De surprises en surprises, les personnages aux côtés de la narratrice découvrent les véritables intentions des politiciens tout en décelant les traces du passé, à l’image des cimetières nazis ensevelis sous les appartements ou le bac à sable d’un jardin d’enfants. Quête de vérité portée par une narratrice rêvant de devenir journaliste, My Favorite War (ironiquement, le jeune personnage féminin affirme que la Seconde Guerre mondiale est sa préférée) est un appel à la cohésion collective extirpée des manipulations gouvernementales restreignant le développement pourtant essentiel de l’esprit critique. Vivre ensemble, oui, mais vivre librement ! Auréolé d’une animation un brin sommaire en papiers découpés, qui relègue les personnages à des déplacements plutôt mécaniques (cela pouvant aller de pair avec l’attitude collective requise par l’effort de guerre maintenant la population dans une attente effrayante), l’aspect documentaire du film est étoffé par des images d’archives et des prises de vues réelles. Jamais cantonner au récit de vie individuel, le long-métrage métabolise pleinement l’idéologie critiquée par le film : l’histoire de chaque habitant letton doit s’inscrire dans l’Histoire collective du pays après la Seconde Guerre mondiale. Mais en réalisant ce film, la réalisatrice parvient à s’émanciper avec brio en affirmant ce qui la constitue en tant qu’être unique.
Aujourd’hui grandie par ce chemin de croix cathartique, la réalisatrice du film nous affirme alors, au cours de notre entretien, qu’elle préfère célébrer l’arrivée de l’été en solitaire (rappelons que les fêtes de ce type sont traditionnellement inscrites dans les pratiques lettones), chez elle, pour s’éloigner du battage collaboratif initié par le film et du parcours que l’on imagine éprouvant pour créer le film. Pour mieux retrouver son équipe par la suite ? « Je veux faire un nouveau film pour enfants. Ce sera à propos d’une petite fille pleine de bravoure qui voyage dans l’univers pour trouver une nouvelle planète sur laquelle vivre. Contrainte à cela car son ancienne planète a été détruite par l’appât du gain de ses habitants. » annonce-t-elle avec enthousiasme pour présenter une fable écologique que l’on a déjà hâte de découvrir !

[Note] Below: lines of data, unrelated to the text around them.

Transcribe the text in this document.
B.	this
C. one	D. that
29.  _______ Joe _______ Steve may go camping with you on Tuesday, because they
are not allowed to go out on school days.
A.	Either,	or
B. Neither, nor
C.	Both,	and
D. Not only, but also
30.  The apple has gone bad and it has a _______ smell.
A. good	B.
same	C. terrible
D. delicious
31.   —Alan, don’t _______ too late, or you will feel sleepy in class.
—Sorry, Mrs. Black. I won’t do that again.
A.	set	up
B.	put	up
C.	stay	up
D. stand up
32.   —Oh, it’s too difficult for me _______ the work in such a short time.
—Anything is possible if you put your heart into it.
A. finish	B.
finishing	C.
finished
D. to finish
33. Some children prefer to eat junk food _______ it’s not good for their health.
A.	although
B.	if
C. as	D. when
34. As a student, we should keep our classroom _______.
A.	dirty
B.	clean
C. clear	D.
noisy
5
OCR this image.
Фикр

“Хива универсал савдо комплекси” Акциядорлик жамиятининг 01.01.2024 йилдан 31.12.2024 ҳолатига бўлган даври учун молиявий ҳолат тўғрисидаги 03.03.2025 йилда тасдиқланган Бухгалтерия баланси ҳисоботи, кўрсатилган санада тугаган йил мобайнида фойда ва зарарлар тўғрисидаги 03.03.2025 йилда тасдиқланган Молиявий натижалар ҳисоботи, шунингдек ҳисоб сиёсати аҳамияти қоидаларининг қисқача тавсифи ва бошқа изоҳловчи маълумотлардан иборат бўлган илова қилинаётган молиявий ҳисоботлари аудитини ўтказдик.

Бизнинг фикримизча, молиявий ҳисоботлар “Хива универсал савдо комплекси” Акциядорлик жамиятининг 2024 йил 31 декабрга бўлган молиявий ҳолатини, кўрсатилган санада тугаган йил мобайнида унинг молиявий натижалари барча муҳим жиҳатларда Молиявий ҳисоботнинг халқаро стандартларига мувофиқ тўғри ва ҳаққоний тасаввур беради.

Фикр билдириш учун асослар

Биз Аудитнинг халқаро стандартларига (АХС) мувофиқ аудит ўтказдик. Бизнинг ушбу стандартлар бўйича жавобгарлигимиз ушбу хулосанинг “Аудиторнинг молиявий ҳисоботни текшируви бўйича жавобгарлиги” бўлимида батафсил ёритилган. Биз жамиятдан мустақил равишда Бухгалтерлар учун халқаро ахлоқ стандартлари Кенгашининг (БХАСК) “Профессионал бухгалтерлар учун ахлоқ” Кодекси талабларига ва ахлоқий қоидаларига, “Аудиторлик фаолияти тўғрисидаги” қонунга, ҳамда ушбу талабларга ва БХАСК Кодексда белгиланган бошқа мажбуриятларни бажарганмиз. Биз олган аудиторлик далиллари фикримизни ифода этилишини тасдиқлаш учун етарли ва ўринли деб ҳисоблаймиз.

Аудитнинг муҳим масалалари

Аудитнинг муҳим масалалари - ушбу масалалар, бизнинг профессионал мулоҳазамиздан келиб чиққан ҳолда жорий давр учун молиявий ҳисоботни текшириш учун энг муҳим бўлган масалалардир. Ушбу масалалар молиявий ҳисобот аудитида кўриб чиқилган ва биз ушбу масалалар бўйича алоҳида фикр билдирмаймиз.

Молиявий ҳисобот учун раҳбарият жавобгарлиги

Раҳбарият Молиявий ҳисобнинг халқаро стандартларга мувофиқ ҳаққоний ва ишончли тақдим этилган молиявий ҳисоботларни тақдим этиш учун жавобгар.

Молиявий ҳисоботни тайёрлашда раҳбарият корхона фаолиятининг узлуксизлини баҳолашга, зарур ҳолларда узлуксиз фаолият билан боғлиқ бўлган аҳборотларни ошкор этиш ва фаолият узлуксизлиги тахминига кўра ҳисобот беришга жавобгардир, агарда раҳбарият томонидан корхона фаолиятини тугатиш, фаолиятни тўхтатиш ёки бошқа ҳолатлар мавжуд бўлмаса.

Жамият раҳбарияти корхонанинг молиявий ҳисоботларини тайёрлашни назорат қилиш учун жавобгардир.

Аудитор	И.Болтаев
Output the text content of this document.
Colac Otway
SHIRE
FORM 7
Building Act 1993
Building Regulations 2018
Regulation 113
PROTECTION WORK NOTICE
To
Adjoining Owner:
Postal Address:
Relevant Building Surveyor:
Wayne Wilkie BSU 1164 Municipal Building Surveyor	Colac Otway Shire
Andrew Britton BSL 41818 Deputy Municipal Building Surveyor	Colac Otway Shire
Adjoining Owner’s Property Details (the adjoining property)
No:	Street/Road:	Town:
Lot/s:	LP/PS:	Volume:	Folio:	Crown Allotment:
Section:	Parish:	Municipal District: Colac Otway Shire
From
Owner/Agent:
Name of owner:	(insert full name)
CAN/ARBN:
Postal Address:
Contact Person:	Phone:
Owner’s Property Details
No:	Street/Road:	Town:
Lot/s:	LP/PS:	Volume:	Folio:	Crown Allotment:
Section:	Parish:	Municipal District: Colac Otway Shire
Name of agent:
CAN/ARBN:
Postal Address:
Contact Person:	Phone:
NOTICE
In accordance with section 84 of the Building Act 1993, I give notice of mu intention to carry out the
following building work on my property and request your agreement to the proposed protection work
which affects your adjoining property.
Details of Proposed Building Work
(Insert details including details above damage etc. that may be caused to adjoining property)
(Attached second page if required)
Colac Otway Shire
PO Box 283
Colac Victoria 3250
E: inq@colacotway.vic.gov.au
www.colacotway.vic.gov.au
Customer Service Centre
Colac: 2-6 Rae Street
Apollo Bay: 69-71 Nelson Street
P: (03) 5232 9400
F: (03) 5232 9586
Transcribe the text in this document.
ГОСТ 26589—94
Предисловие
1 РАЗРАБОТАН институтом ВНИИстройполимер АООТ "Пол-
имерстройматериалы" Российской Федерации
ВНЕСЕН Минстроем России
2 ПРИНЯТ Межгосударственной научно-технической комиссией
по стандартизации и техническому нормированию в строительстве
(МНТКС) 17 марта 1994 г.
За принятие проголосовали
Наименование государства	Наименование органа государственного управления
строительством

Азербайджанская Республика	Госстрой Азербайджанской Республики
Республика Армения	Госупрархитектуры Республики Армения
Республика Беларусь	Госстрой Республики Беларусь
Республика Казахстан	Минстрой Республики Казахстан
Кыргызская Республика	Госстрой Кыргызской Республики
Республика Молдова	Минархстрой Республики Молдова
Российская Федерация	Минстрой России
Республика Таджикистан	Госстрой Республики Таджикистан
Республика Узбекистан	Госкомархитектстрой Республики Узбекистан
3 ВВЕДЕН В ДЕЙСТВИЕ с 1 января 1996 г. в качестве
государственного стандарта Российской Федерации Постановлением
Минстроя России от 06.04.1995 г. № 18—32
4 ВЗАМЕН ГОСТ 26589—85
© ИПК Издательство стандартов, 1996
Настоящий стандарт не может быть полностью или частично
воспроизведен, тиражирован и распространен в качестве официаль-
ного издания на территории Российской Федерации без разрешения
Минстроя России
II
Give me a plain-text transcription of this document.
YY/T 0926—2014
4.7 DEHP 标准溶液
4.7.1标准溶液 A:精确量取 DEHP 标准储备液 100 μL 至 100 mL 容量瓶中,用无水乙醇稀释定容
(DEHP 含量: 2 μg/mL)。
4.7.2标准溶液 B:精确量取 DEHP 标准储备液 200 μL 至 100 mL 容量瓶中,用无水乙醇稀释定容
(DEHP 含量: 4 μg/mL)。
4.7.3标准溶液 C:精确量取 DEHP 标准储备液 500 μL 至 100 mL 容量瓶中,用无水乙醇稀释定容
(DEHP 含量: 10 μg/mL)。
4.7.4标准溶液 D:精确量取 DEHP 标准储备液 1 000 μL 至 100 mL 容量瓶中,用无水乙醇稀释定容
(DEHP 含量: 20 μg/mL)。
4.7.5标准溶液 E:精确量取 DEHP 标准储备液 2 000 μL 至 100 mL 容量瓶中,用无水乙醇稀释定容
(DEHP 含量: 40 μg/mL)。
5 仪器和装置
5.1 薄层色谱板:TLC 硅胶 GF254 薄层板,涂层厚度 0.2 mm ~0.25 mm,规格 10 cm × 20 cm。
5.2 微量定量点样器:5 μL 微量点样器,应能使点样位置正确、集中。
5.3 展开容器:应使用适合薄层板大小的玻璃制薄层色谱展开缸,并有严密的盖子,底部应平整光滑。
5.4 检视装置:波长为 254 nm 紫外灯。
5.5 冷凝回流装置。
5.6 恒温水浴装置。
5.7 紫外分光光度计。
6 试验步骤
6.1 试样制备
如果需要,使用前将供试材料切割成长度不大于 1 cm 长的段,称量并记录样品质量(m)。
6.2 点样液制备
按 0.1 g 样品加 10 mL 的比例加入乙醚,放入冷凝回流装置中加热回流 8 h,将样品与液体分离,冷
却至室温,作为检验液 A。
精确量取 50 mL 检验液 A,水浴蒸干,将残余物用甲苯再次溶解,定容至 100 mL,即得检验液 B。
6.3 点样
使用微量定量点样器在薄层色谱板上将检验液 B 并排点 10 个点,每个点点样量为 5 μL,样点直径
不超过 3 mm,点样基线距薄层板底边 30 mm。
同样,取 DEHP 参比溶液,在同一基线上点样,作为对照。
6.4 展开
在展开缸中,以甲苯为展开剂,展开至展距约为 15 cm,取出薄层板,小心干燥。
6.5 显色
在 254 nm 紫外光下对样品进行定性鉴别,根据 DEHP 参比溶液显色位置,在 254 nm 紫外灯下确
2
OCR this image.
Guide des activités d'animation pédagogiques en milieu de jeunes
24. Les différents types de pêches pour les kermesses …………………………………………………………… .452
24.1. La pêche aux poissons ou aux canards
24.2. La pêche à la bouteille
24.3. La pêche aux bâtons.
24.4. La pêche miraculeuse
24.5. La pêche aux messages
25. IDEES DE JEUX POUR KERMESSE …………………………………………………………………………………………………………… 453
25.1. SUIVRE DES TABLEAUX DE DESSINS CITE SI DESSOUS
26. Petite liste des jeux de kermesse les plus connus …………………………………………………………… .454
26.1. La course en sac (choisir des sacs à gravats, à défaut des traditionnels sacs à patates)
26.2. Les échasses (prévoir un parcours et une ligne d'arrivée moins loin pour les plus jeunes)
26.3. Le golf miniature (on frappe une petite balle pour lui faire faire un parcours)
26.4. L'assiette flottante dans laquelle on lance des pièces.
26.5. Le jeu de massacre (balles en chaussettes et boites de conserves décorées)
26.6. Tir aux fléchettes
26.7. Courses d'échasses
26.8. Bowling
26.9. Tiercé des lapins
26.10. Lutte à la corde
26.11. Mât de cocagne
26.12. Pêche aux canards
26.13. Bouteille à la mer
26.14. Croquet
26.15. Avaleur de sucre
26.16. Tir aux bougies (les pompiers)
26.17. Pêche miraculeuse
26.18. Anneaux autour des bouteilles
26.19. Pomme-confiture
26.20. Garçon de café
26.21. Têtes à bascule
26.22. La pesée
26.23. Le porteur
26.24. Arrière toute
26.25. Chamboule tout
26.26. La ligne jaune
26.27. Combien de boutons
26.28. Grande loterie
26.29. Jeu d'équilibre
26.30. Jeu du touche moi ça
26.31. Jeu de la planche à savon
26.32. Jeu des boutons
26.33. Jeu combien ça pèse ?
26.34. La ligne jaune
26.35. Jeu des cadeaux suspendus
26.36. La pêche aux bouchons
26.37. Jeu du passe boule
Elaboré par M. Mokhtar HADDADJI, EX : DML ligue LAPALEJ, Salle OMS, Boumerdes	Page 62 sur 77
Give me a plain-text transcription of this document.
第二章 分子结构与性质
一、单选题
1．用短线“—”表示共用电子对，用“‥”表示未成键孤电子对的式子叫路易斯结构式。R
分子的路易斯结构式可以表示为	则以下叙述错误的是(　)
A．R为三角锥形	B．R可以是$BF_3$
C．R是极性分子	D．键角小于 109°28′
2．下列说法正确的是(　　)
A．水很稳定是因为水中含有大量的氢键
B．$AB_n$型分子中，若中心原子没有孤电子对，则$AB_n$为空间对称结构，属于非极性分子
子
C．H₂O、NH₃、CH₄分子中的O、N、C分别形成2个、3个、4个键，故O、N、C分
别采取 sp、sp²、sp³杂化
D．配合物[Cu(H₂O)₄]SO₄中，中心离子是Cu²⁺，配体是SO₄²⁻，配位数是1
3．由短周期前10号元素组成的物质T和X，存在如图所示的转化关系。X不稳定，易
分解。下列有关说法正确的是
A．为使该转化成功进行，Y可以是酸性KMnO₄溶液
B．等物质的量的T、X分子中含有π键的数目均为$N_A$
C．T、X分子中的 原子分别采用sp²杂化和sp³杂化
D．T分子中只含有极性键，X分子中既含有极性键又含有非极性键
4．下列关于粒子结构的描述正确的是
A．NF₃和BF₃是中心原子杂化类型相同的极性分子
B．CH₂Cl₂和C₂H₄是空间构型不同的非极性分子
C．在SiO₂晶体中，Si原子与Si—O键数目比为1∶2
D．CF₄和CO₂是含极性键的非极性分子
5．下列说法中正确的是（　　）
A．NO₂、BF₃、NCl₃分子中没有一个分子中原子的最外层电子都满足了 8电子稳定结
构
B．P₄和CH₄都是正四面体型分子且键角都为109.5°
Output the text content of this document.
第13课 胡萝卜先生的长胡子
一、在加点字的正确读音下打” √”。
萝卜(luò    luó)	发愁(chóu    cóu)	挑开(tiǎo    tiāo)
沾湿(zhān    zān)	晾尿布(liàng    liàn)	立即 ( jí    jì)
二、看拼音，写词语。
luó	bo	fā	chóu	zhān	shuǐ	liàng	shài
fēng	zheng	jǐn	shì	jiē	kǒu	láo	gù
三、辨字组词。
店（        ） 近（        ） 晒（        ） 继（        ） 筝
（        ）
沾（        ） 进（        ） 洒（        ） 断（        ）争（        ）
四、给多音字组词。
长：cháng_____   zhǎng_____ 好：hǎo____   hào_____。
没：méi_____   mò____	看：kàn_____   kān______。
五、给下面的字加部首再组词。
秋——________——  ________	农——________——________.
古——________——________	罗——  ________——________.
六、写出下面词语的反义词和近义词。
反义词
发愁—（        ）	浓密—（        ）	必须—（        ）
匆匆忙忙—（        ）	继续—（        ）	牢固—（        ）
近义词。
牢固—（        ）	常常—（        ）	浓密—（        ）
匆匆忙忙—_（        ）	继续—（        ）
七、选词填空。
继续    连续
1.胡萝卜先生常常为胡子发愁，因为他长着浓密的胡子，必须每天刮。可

Fruit d’un travail de longue haleine (neuf ans de gestation selon les dires de la réalisatrice) pour donner vie aux angoisses existentielles de la scénariste, My Favorite War a largement mérité sa consécration annécienne. Malgré un apparat quelque peu simpliste, le film émeut beaucoup et dévoile plus intimement le vécu d’une population conditionnée. Mieux qu’un livre d’Histoire parce qu’il use des ressorts émotifs pour convaincre, le long-métrage d’Ilze Burkovska Jacobsen est un témoignage poignant d’un quotidien trop méconnu.